Results rolled in at the same venue where Harper celebrated his three consecutive victories. But the space was much smaller than it was in 2011. The hall was cut in half by black curtains, TV screens, and Canadian flags that—for Stephen Harper—seemed relatively modest, a mere six arm spans wide. Instead of inflatable blue thundersticks, small flags sat on each chair, the patriotic red-and-white numbers they hand out by the sackful on Canada Day. The signs came out after the results rolled in, when there was a now-former leader to cheer for.

Conservatives will now get an interim party leader, a possibly fractious party race between Jason Kenney and eventually perhaps an Anyone But Jason Kenney, and a long four years to make a comeback.

Some party activists and organizers remained proud of their campaign, crediting the majority defeat to the NDP’s tremendous collapse. But some felt less need to follow the former leader’s no-regrets line, and second-guessed the Conservative strategy. “What was there to vote for?” asked one former cabinet aide. “ ‘We’re going to keep things going, the way they are?’ That’s not going to get people excited in a change election.”

In 2004, Harper had to accept a Liberal win in his first election as Conservative leader, in a race his backers thought was theirs.
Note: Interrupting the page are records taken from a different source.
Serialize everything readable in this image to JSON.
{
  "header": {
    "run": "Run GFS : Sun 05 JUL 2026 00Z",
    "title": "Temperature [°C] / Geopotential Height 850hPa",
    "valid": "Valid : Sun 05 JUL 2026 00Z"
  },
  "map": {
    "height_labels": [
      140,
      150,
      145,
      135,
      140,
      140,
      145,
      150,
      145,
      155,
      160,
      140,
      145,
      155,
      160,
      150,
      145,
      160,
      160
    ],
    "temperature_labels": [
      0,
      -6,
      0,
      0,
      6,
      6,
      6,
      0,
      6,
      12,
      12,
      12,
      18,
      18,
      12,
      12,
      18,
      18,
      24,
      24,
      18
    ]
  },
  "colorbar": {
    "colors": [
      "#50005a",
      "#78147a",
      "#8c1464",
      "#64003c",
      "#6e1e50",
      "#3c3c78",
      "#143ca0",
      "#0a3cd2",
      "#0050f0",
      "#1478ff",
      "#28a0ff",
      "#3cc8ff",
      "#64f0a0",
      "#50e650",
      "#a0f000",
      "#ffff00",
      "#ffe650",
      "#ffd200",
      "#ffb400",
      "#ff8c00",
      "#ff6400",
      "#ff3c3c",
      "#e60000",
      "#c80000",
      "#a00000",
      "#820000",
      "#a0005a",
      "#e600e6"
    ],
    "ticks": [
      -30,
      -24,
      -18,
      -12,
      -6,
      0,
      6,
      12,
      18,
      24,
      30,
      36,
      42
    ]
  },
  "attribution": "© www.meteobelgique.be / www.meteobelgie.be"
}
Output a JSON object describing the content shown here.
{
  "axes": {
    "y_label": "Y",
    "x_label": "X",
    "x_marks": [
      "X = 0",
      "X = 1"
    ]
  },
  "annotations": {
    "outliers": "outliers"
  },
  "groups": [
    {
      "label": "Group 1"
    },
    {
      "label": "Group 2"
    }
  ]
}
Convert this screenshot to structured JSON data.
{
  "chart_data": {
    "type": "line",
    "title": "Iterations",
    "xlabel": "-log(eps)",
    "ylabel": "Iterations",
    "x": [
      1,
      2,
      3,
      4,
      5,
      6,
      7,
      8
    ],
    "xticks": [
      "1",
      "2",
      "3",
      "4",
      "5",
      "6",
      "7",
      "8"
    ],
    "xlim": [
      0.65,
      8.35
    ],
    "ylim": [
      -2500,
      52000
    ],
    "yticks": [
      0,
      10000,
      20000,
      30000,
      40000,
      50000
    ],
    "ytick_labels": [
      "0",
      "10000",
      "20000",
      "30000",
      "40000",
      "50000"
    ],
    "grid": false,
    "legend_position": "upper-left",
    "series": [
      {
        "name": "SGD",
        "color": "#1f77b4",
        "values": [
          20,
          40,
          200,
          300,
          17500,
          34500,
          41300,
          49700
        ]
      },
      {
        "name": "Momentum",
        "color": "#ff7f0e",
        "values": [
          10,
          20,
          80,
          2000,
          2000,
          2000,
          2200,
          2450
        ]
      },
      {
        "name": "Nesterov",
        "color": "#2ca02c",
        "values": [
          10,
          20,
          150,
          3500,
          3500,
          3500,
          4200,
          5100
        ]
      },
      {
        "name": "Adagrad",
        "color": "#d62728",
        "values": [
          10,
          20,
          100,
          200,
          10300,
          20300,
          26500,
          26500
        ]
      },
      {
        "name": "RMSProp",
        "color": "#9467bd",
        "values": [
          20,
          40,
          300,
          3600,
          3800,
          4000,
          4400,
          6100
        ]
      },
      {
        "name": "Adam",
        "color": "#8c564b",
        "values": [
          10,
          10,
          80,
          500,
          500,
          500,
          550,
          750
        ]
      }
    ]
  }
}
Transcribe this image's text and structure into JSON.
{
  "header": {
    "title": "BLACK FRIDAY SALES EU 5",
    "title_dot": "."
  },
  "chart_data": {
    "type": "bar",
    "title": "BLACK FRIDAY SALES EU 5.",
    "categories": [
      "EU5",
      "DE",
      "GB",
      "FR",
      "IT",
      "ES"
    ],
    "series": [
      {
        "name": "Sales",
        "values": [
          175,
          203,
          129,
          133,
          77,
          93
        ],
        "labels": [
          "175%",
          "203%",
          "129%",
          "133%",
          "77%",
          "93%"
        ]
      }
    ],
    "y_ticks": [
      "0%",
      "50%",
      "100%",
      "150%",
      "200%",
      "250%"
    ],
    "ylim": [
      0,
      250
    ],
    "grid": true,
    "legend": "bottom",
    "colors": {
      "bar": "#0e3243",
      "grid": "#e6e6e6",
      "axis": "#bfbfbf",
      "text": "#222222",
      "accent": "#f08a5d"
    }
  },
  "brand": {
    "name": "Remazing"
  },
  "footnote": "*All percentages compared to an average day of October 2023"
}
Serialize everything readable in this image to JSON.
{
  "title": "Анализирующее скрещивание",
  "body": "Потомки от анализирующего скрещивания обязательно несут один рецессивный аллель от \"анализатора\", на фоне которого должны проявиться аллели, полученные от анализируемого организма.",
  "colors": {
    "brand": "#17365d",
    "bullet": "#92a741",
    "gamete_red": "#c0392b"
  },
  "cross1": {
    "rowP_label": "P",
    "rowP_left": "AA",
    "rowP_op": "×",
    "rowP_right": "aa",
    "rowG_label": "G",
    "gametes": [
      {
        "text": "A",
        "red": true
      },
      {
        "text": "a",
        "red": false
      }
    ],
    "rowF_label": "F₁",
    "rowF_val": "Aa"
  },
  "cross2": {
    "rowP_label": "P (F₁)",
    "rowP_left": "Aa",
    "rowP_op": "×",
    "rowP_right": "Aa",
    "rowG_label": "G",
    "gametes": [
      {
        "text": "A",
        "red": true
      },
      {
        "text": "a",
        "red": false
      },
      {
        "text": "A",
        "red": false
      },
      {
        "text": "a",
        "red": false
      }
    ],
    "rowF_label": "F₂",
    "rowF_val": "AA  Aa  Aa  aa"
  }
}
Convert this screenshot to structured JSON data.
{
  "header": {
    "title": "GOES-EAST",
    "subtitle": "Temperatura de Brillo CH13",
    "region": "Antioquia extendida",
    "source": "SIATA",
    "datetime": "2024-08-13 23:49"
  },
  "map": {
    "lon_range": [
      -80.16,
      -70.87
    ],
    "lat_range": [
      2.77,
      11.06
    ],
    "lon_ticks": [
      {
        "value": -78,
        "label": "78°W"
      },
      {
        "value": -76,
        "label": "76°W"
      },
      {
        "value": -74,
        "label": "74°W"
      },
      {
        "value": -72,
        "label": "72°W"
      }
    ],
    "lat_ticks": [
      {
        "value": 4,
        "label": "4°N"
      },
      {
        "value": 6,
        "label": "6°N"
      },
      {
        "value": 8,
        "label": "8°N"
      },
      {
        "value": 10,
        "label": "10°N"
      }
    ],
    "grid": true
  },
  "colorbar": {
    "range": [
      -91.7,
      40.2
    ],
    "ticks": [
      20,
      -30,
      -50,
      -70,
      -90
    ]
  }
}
As he congratulated the Liberals, the thunderstick-wagging crowd began booing. Harper tried to redirect the crowd by clapping off-mic, and the crowd followed suit.

Eleven years later, as Harper welcomed another Liberal’s victory—“Canadians have elected a Liberal government, a result we accept without hesitation”—there were no boos. Instead, the crowd politely applauded, an acknowledgement an era has passed.